再看另一个配置lb_policy,这个就是负载均衡的配置,CLUSTER_PROVIDED表示envoy-redis自己实现了一套LB策略。这个配置还可以选择其他算法。例如
lb_policy: ROUND_ROBIN
# lb_policy: RING_HASH
# lb_policy: MAGLEVenvoy实现了几套常用的hash算法,文档:Load Balancers
我们都知道一致性hash是为了减少在系统扩容/缩容带来的缓存失效。目前有很多种方案,我们看最常用的一种。
- 构造一个长度为N的数组
- 将所有服务节点通过
hash[1]计算得到的正整数,同时将自身的的数据(ip/port)存放在数组里 - 完成计算后重新按从小到大排序
- 客户端获取路由节点时,根据某种
hash[2]计算得到另一个值hashcode - 遍历数组找到第一个比
hashcode小的元素,然后取其ip/port
注意这里的hash[1]和hash[2]算法可能不一样。
我们可以参考下图
假如我们有3台机器,hostname分别是a1,a2,a3。这时我们可以给每个hostname之后加一个"_%d",这样相当于从逻辑上增加了机器实例。
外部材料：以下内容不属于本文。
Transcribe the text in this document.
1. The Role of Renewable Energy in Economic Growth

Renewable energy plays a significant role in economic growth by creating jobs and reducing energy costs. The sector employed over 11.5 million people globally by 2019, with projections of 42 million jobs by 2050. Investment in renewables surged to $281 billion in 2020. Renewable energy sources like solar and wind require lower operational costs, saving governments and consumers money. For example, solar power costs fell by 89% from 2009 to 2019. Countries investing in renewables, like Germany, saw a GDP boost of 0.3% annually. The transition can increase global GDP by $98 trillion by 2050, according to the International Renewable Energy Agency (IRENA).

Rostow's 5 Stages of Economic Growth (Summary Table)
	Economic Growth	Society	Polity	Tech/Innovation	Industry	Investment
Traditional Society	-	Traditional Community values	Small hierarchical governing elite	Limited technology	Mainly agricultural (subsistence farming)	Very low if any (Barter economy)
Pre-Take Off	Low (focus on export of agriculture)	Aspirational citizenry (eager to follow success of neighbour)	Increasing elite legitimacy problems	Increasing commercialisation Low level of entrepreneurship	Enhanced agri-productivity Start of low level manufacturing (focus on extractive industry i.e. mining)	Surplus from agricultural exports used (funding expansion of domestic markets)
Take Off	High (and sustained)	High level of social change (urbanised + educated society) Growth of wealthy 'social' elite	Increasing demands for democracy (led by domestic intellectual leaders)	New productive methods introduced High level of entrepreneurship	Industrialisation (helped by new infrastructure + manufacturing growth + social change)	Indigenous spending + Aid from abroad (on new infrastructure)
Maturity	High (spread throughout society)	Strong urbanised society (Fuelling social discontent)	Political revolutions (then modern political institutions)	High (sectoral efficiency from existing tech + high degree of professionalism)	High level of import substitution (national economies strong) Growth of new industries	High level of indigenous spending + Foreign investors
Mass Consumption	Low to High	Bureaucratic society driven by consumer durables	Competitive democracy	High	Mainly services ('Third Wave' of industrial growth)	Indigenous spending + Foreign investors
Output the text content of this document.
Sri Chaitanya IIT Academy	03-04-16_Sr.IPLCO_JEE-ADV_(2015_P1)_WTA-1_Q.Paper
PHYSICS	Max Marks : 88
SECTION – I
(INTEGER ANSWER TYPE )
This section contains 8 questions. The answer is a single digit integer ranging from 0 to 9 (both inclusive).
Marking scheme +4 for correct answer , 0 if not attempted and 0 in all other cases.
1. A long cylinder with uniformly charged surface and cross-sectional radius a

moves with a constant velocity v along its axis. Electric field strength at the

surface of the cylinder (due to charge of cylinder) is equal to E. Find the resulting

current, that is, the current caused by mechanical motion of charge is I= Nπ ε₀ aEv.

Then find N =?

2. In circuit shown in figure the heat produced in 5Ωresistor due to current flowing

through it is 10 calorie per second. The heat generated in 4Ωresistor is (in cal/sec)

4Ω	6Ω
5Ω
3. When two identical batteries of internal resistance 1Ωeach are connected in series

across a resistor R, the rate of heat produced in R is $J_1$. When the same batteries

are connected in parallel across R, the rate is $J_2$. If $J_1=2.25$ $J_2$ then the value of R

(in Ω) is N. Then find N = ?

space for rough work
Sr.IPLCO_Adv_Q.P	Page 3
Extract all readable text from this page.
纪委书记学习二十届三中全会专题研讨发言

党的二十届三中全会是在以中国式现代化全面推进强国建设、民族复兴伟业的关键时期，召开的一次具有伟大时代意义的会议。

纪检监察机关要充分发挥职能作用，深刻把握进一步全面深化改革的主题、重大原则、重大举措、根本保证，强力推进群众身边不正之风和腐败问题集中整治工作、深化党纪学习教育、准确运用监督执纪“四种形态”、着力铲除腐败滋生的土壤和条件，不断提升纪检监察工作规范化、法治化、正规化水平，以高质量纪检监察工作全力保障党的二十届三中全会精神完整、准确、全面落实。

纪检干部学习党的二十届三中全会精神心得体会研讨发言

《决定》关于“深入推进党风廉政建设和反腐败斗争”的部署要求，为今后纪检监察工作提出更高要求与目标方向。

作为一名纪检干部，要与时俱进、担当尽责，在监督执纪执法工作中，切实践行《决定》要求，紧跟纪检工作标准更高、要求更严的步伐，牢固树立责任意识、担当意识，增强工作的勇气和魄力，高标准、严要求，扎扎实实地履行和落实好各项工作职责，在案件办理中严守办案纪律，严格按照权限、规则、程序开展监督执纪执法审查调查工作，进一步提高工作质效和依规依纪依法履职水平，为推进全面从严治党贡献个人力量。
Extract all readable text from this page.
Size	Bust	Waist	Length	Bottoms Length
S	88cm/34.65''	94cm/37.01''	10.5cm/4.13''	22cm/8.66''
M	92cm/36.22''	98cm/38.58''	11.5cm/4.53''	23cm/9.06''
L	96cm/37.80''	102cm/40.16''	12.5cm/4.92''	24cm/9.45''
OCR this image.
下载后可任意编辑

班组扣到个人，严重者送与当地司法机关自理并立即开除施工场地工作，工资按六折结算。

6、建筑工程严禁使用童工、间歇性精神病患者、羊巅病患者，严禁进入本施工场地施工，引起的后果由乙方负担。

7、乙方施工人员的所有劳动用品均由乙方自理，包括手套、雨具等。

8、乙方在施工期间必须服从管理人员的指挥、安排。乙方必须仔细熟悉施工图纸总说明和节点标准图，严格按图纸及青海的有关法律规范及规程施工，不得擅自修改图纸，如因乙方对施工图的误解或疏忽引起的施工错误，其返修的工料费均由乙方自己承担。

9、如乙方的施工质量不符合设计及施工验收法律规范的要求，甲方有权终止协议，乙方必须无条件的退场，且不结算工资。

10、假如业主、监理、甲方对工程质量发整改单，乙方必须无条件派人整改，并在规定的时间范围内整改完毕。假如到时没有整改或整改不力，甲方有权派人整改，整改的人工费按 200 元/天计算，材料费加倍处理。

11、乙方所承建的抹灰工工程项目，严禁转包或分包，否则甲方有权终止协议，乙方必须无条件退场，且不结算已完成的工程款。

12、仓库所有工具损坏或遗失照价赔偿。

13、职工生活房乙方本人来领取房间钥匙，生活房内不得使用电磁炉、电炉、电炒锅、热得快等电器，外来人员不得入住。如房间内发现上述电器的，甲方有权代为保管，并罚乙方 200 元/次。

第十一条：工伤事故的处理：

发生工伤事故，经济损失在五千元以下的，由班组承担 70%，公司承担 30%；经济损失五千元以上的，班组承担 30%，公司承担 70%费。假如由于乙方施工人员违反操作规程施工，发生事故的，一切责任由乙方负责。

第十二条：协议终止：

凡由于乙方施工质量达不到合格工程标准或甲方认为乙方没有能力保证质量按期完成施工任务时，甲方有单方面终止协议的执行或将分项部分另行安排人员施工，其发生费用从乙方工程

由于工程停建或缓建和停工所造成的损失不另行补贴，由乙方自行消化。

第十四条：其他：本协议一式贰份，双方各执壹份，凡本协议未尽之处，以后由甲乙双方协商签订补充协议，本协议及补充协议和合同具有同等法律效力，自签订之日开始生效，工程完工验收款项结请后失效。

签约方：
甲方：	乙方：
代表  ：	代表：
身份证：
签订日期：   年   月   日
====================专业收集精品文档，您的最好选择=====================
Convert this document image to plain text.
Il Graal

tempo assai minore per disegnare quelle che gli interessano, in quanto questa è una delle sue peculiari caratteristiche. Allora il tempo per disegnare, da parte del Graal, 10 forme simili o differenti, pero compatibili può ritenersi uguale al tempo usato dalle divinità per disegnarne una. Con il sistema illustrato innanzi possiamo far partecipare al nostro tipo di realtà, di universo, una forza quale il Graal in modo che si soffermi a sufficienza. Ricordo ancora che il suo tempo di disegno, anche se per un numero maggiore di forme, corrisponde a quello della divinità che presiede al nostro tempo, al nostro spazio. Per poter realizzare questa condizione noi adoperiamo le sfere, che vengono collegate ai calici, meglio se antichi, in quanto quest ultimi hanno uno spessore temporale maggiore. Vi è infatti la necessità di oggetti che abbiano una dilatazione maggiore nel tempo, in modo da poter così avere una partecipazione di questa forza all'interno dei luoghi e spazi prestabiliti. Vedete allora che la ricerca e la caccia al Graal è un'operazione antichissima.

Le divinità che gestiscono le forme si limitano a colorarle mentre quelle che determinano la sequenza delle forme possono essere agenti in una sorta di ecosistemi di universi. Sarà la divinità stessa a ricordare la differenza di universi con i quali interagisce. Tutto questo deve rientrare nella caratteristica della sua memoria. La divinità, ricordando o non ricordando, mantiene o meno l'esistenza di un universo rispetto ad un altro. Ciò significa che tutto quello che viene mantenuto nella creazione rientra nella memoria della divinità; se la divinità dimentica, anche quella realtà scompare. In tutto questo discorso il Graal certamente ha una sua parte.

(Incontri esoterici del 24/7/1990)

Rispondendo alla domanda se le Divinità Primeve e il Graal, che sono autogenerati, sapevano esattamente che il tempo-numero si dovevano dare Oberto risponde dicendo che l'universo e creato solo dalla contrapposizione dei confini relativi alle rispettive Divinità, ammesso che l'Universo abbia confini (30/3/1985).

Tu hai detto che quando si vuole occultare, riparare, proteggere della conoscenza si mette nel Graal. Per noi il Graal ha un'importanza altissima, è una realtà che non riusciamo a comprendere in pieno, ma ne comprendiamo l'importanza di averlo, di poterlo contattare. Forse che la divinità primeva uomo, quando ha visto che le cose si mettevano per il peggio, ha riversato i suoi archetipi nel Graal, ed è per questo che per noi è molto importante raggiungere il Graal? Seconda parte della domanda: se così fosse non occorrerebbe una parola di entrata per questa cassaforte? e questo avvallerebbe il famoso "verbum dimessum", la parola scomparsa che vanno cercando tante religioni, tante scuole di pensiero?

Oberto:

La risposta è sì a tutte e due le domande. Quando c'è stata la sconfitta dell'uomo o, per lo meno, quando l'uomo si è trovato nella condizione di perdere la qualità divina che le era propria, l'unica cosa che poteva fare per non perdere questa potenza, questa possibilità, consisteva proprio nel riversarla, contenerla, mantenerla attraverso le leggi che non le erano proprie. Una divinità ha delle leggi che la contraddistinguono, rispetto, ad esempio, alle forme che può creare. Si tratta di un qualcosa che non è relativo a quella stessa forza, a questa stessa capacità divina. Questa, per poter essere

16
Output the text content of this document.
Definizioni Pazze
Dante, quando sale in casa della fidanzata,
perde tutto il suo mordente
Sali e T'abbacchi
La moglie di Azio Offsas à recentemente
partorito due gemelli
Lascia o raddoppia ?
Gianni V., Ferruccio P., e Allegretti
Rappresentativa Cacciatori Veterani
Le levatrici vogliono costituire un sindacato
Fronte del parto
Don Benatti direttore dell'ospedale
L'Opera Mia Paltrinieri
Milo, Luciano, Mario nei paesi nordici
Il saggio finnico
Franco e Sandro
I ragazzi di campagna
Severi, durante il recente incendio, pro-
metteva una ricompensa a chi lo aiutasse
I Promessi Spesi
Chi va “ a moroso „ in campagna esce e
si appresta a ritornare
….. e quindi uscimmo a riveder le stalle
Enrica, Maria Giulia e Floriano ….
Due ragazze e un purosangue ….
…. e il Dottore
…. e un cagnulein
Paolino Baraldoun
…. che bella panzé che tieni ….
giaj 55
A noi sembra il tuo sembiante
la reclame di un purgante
如果每台机器被放大5倍,产生5个新的hostname,然后对每个hostname做一次hash运算,得到一个数值,将所有的数值放到一个数组中,并排序,这样就得到一个有序数组。
现在当客户端发送一个set/get命令,我们把命令中的key做一次hash计算也得到一个值,然后根据这个值到数组中查找比它小的,且最近的那个数值,如果找不到,则选择下标为0的元素。
例如key:a计算得到 344092,这时可以找到比它小,且距离它最近的那个值是212212,这个值是由a1_4计算出来的,所以key:a对应的续写请求都会转发给a1_4这个机器,也就是a1。
生成数组的过程
// /envoy/source/common/upstream/ring_hash_lb.cc
using HashFunction = envoy::config::cluster::v3::Cluster::RingHashLbConfig::HashFunction;
RingHashLoadBalancer::Ring::Ring(const NormalizedHostWeightVector& normalized_host_weights,
double min_normalized_weight, uint64_t min_ring_size,
uint64_t max_ring_size, HashFunction hash_function,
bool use_hostname_for_hashing, RingHashLoadBalancerStats& stats)
: stats_(stats) {
/**
* 参数 normalized_host_weights
* 由配置中的host得到,不同的区域不同的节点可以设置不同的优先级,参考 https://www.envoyproxy.io/docs/envoy/latest/intro/arch_overview/upstream/load_balancing/priority
*/
ENVOY_LOG(trace, "ring hash: building ring");
// We can't do anything sensible with no hosts.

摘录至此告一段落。